Council of Mortgage Lenders survey shows dramatic decline in home loans as lending criteria tighten

The number of loans to first time buyers fell nearly 50% in July from the previous year, according to a survey by the Council of Mortgage Lenders.

Loans have declined to 17,300 as a result of tighter lending criteria, a fall of 48%.

The average amount of deposit needed has risen to levels not seen since the 1980s, with the average first time buyer placing of deposit of 15%, up from 13% in June.

The news comes as surveyors reported that the number of house purchases has fallen to record lows, with many surveyors reporting only one house sale a week, further hitting profits at housebuilders.

In July, first time buyers borrowed 3.24 times their income, a decrease from 3.33 in June and the lowest figure since July 2006.

Loans to home movers have also fallen to half of the number of loans in July 2007, dropping to 30,100. Home movers typically borrowed 68% value of their property, a drop of 4% since June 2008.

Overall there were 47,400 house purchase loans worth £7.1bn in July, representing a decline of more than 50% in value and volume from the same month last year. Average house purchase loans decreased in July to £120,170, down from £125,000 in the previous four months.

While total gross lending rose 5% to £24.7bn in July from £23.6bn in June; this is a decline of 28% since last year.

Tracker rate mortgages have also increased in popularity. The number of borrowers taking out tracker products increased to 28%, an increase of 7% since June 2008.

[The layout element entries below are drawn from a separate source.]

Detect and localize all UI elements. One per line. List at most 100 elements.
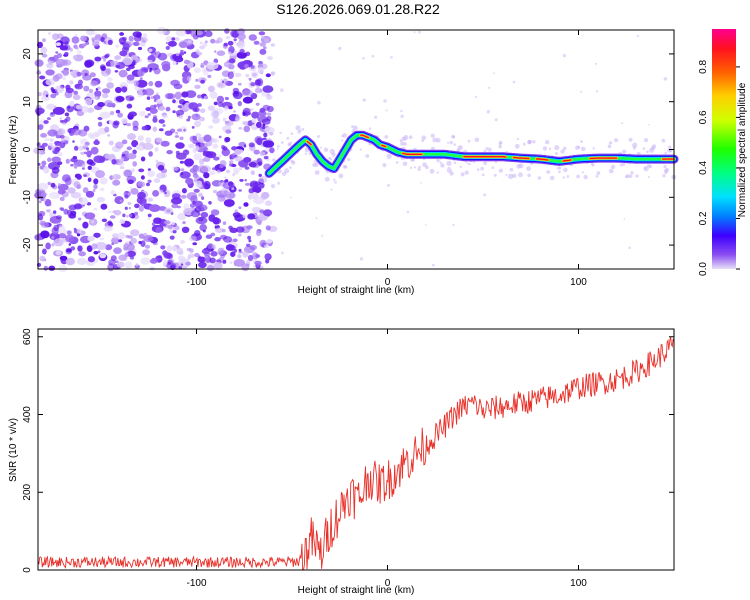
noise-speckle	[239, 166, 243, 171]
faint-dot	[556, 167, 559, 170]
noise-speckle	[74, 33, 78, 37]
noise-speckle	[256, 121, 262, 128]
noise-speckle	[222, 78, 228, 85]
noise-speckle	[103, 41, 107, 44]
ridge-haze	[614, 138, 619, 143]
noise-speckle	[244, 64, 249, 69]
ridge-haze	[592, 147, 595, 150]
noise-speckle	[195, 78, 199, 82]
ridge-haze	[270, 184, 276, 189]
ridge-haze	[324, 176, 330, 182]
noise-speckle	[202, 157, 211, 162]
noise-speckle	[228, 58, 236, 64]
x-tick-label: -100	[187, 277, 207, 288]
noise-speckle	[265, 225, 271, 231]
ridge-haze	[516, 163, 522, 169]
snr-line	[37, 336, 675, 571]
noise-speckle	[158, 105, 166, 111]
noise-speckle	[152, 126, 157, 132]
noise-speckle	[210, 232, 216, 237]
noise-speckle	[237, 41, 246, 49]
noise-speckle	[133, 41, 140, 47]
noise-speckle	[174, 37, 180, 41]
noise-speckle	[90, 220, 95, 224]
noise-speckle	[124, 194, 129, 199]
noise-speckle	[187, 256, 191, 260]
ridge-haze	[648, 164, 653, 169]
noise-speckle	[206, 264, 215, 272]
noise-speckle	[72, 72, 78, 79]
noise-speckle	[224, 176, 228, 179]
noise-speckle	[227, 40, 234, 46]
ridge-haze	[440, 163, 445, 168]
noise-speckle	[91, 243, 98, 250]
ridge-haze	[635, 174, 639, 178]
noise-speckle	[51, 235, 55, 240]
noise-speckle	[256, 157, 263, 166]
noise-speckle	[76, 233, 81, 237]
noise-speckle	[197, 204, 208, 212]
ridge-hot-red	[402, 152, 423, 156]
noise-speckle	[59, 45, 69, 51]
noise-speckle	[92, 131, 101, 137]
noise-speckle	[121, 118, 128, 124]
noise-speckle	[72, 55, 77, 60]
faint-dot	[400, 109, 403, 113]
noise-speckle	[236, 114, 239, 118]
noise-speckle	[225, 36, 231, 40]
noise-speckle	[185, 177, 194, 185]
noise-speckle	[107, 210, 112, 213]
y-tick-label: 400	[22, 406, 33, 423]
noise-speckle	[49, 191, 61, 199]
faint-dot	[397, 156, 399, 159]
noise-speckle	[103, 58, 107, 62]
noise-speckle	[35, 107, 45, 115]
noise-speckle	[174, 227, 179, 230]
noise-speckle	[130, 229, 140, 237]
noise-speckle	[121, 139, 128, 145]
noise-speckle	[109, 215, 116, 219]
noise-speckle	[193, 188, 200, 193]
ridge-haze	[542, 146, 548, 151]
ridge-haze	[277, 181, 281, 185]
noise-speckle	[157, 52, 168, 61]
noise-speckle	[71, 36, 80, 44]
colorbar-label: Normalized spectral amplitude	[737, 82, 748, 217]
noise-speckle	[68, 243, 72, 246]
noise-speckle	[78, 145, 84, 151]
noise-speckle	[55, 215, 63, 220]
faint-dot	[580, 90, 583, 93]
ridge-haze	[290, 159, 294, 163]
noise-speckle	[155, 137, 163, 143]
noise-speckle	[41, 142, 48, 147]
noise-speckle	[84, 97, 93, 106]
noise-speckle	[37, 182, 49, 191]
noise-speckle	[76, 110, 85, 116]
noise-speckle	[193, 153, 202, 161]
faint-dot	[317, 135, 320, 138]
noise-speckle	[38, 200, 42, 204]
ridge-haze	[431, 146, 435, 151]
noise-speckle	[38, 210, 46, 217]
noise-speckle	[245, 182, 250, 186]
faint-dot	[636, 34, 640, 38]
noise-speckle	[227, 71, 234, 79]
signal-ridge-layer	[264, 130, 679, 178]
noise-speckle	[120, 42, 125, 45]
noise-speckle	[76, 50, 82, 54]
noise-speckle	[46, 117, 51, 121]
noise-speckle	[232, 167, 240, 173]
faint-dot	[663, 77, 668, 81]
noise-speckle	[238, 82, 242, 86]
noise-speckle	[266, 105, 274, 113]
ridge-haze	[457, 145, 463, 151]
noise-speckle	[259, 107, 266, 113]
noise-speckle	[195, 30, 203, 36]
noise-speckle	[231, 146, 238, 151]
ridge-haze	[629, 174, 633, 178]
faint-dot	[413, 31, 416, 34]
noise-speckle	[162, 260, 169, 264]
noise-speckle	[54, 85, 65, 94]
noise-speckle	[243, 125, 251, 133]
faint-dot	[321, 234, 324, 237]
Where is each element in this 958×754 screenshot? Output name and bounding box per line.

Michael Coogan, CML director general, said: “Tighter lending criteria have clearly made it more difficult for first-time buyers to enter the market. The stamp duty and shared equity measures announced by the government last week will be helpful to those first-time buyers looking to enter now, but many may be waiting for house prices to stabilise."

A spokesperson from the Housebuilders Federation said: “Getting liquidity back into the market is a priority. It is the most crucial issue in the housing downturn. We are hoping that as a result of the Crosby Review, the government will take action to assist mortgage liquidity.”